Misc re.match() complaint

In a discussion about mypy I discovered that the Python 3 version of the re module's Match object behaves subtly different from the Python 2 version when the target string (i.e. the haystack, not the needle) is a buffer object. In Python 2, the type of the return value of group() is always either a Unicode string or an 8-bit string, and the type is determined by looking at the target string -- if the target is unicode, group() returns a unicode string, otherwise, group() returns an 8-bit string. In particular, if the target is a buffer object, group() returns an 8-bit string.

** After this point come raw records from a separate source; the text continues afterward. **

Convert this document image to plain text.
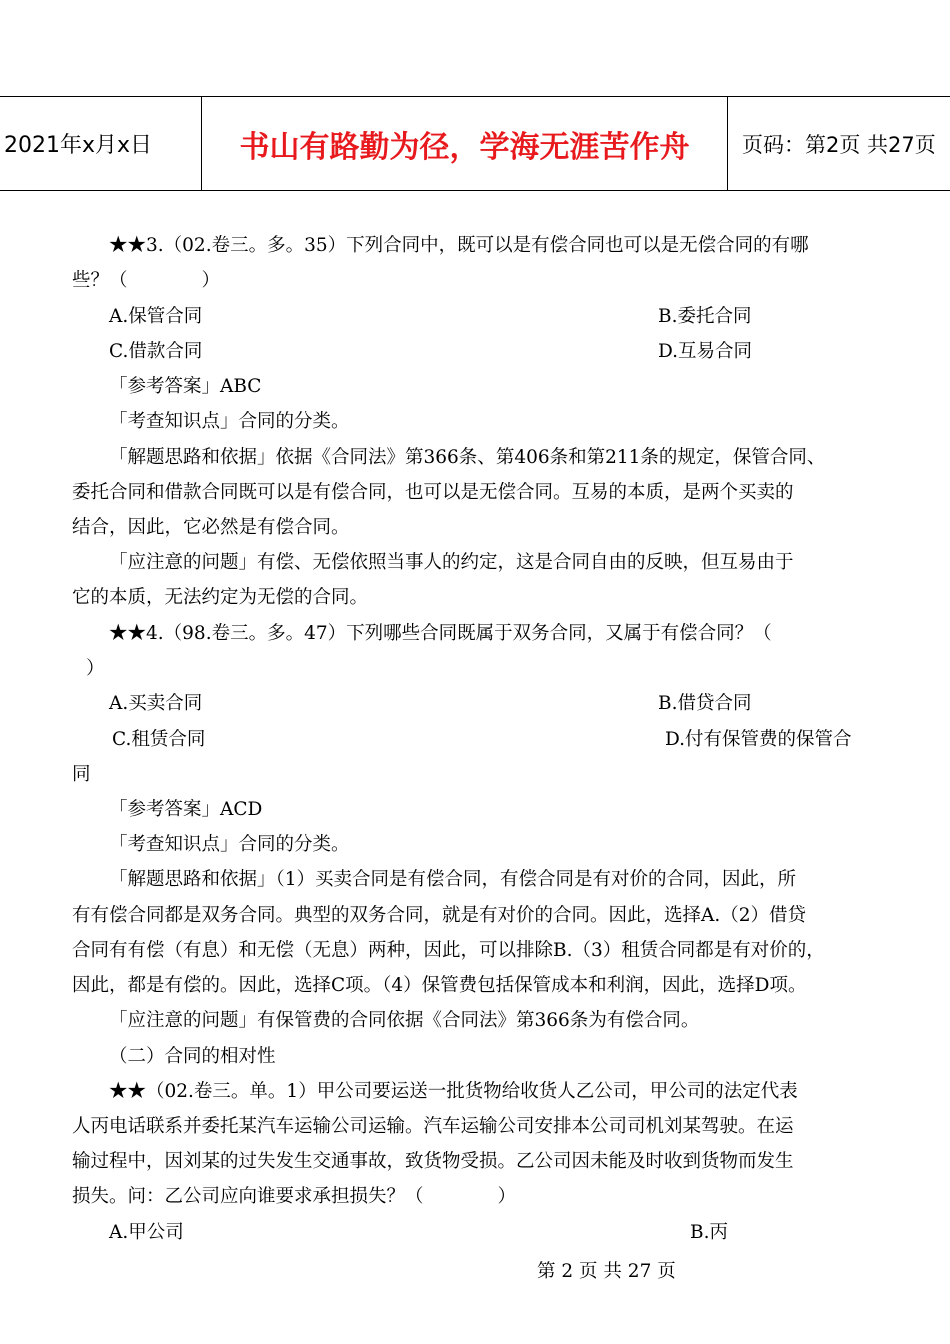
2021年x月x日	书山有路勤为径，学海无涯苦作舟	页码：第2页 共27页
★★3.（02.卷三。多。35）下列合同中，既可以是有偿合同也可以是无偿合同的有哪
些？（　　　　）
A.保管合同	B.委托合同
C.借款合同	D.互易合同
「参考答案」ABC
「考查知识点」合同的分类。
「解题思路和依据」依据《合同法》第366条、第406条和第211条的规定，保管合同、
委托合同和借款合同既可以是有偿合同，也可以是无偿合同。互易的本质，是两个买卖的
结合，因此，它必然是有偿合同。
「应注意的问题」有偿、无偿依照当事人的约定，这是合同自由的反映，但互易由于
它的本质，无法约定为无偿的合同。
★★4.（98.卷三。多。47）下列哪些合同既属于双务合同，又属于有偿合同？（
）
A.买卖合同	B.借贷合同
C.租赁合同	D.付有保管费的保管合
同
「参考答案」ACD
「考查知识点」合同的分类。
「解题思路和依据」（1）买卖合同是有偿合同，有偿合同是有对价的合同，因此，所
有有偿合同都是双务合同。典型的双务合同，就是有对价的合同。因此，选择A.（2）借贷
合同有有偿（有息）和无偿（无息）两种，因此，可以排除B.（3）租赁合同都是有对价的，
因此，都是有偿的。因此，选择C项。（4）保管费包括保管成本和利润，因此，选择D项。
「应注意的问题」有保管费的合同依据《合同法》第366条为有偿合同。
（二）合同的相对性
★★（02.卷三。单。1）甲公司要运送一批货物给收货人乙公司，甲公司的法定代表
人丙电话联系并委托某汽车运输公司运输。汽车运输公司安排本公司司机刘某驾驶。在运
输过程中，因刘某的过失发生交通事故，致货物受损。乙公司因未能及时收到货物而发生
损失。问：乙公司应向谁要求承担损失？（　　　　）
A.甲公司	B.丙
第 2 页 共 27 页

I think this is the appropriate behavior: otherwise using regular expression matching to extract a small substring from a large target string would unnecessarily keep the large target string alive as long as the substring is alive. But in Python 3, the behavior of group() has changed so that its return type always matches that of the target string. I think this is bad -- apart from the lifetime concern, it means that if your target happens to be a bytearray, the return value isn't even hashable! Does anyone remember whether this was a conscious decision? Is it too late to fix? -- --Guido van Rossum (python.org/~guido)

On Mon, Jul 15, 2013 at 4:14 PM, Guido van Rossum <guido@python.org> wrote:
Hmm, that is not what I'd expect either. I would never expect it to return a bytearray; I'd normally assume that .group() returned a bytes object if the input was binary data and a str object if the input was unicode data (str) regardless of specific types containing the input target data. I'm going to hazard a guess that not much, if anything, would be depending on getting a bytearray out of that. Fix this in 3.4? 3.3 and earlier users are stuck with an extra bytes() call and data copy in these cases I guess. -gps

Ok, created http://bugs.python.org/issue18468. On Mon, Jul 15, 2013 at 4:30 PM, Gregory P. Smith <greg@krypto.org> wrote:
-- --Guido van Rossum (python.org/~guido)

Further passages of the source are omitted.